Darla on LibraryThing More than 1 year ago
Morning read-aloud with the boys. Possibly my least favorite of the series--all that stuff about Krikkit might have resonated more if I knew more about the game of cricket. Still a 5-star read anyway.
rincewind1986 on LibraryThing More than 1 year ago
Another installment of the adventures of Arthur, ford and co. As usual full of laughs, thrills, spills and everything else from the bizarre immagination of the genius douglas adams. One highlight was the return of Marvin the paranoid android, and so much more.
jorgearanda on LibraryThing More than 1 year ago
The third book of the Hitchhiker series leaves behind the satirical vignettes format of the previous two books in favor of a bland makeshift plot about saving the galaxy. Featuring cricket and some annoying, unsatisfying prose.
emhromp2 on LibraryThing More than 1 year ago
Another very funny book in the hitchhikers series. Difficult to understand at times, and impossible to imagine at all times. This book should be read sentence by sentence, to make sure you don't skip any jokes.
saiariddle on LibraryThing More than 1 year ago
Adams = comic genius. He is well missed. This book is hysterical. Had me in many laughing fits. Especially the part involving the mattress.

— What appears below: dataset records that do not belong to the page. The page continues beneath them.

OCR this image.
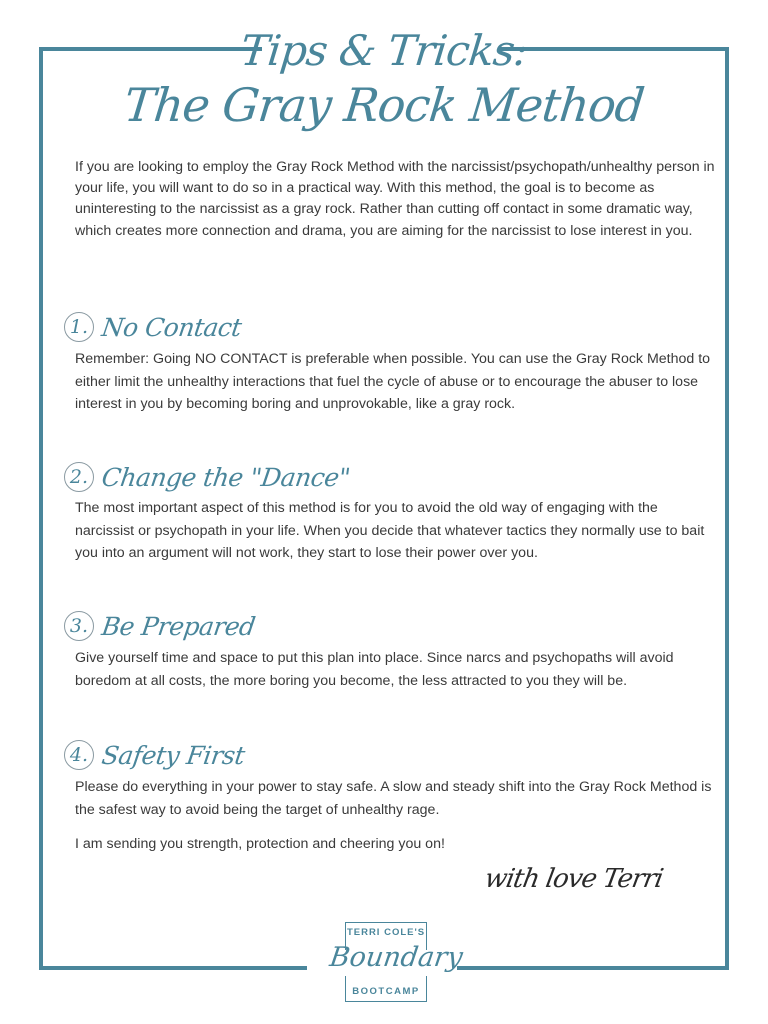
Tips & Tricks:
The Gray Rock Method

If you are looking to employ the Gray Rock Method with the narcissist/psychopath/unhealthy person in your life, you will want to do so in a practical way. With this method, the goal is to become as uninteresting to the narcissist as a gray rock. Rather than cutting off contact in some dramatic way, which creates more connection and drama, you are aiming for the narcissist to lose interest in you.

1. No Contact

Remember: Going NO CONTACT is preferable when possible. You can use the Gray Rock Method to either limit the unhealthy interactions that fuel the cycle of abuse or to encourage the abuser to lose interest in you by becoming boring and unprovokable, like a gray rock.

2. Change the "Dance"

The most important aspect of this method is for you to avoid the old way of engaging with the narcissist or psychopath in your life. When you decide that whatever tactics they normally use to bait you into an argument will not work, they start to lose their power over you.

3. Be Prepared

Give yourself time and space to put this plan into place. Since narcs and psychopaths will avoid boredom at all costs, the more boring you become, the less attracted to you they will be.

4. Safety First

Please do everything in your power to stay safe. A slow and steady shift into the Gray Rock Method is the safest way to avoid being the target of unhealthy rage.

I am sending you strength, protection and cheering you on!

with love Terri
TERRI COLE'S
Boundary
BOOTCAMP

Anonymous More than 1 year ago
Anonymous More than 1 year ago
Utterly hilarious and action packed to boot. While I felt it was only a pinch worse than the second one, it is still a great book. A must read.
Anonymous More than 1 year ago
Its all cool and froody in this book.
Anonymous More than 1 year ago
42 :D
Anonymous More than 1 year ago
It's a 5-book trilogy, so I find that SLaTFaTF and Mostly Harmless are optional. If you get saddened by books easily, stop here, where Marvin's alive and they only travel through space and time, not probability. It ever so slightly amazed me that this was going to be a Doctor Who novel, as Douglas Adams had written 3 of the episodes. You'll find quite a few H2G2 refences in Doctor Who, even the new series, and many Doctor Who refrences in this book. I love both, so this book was great.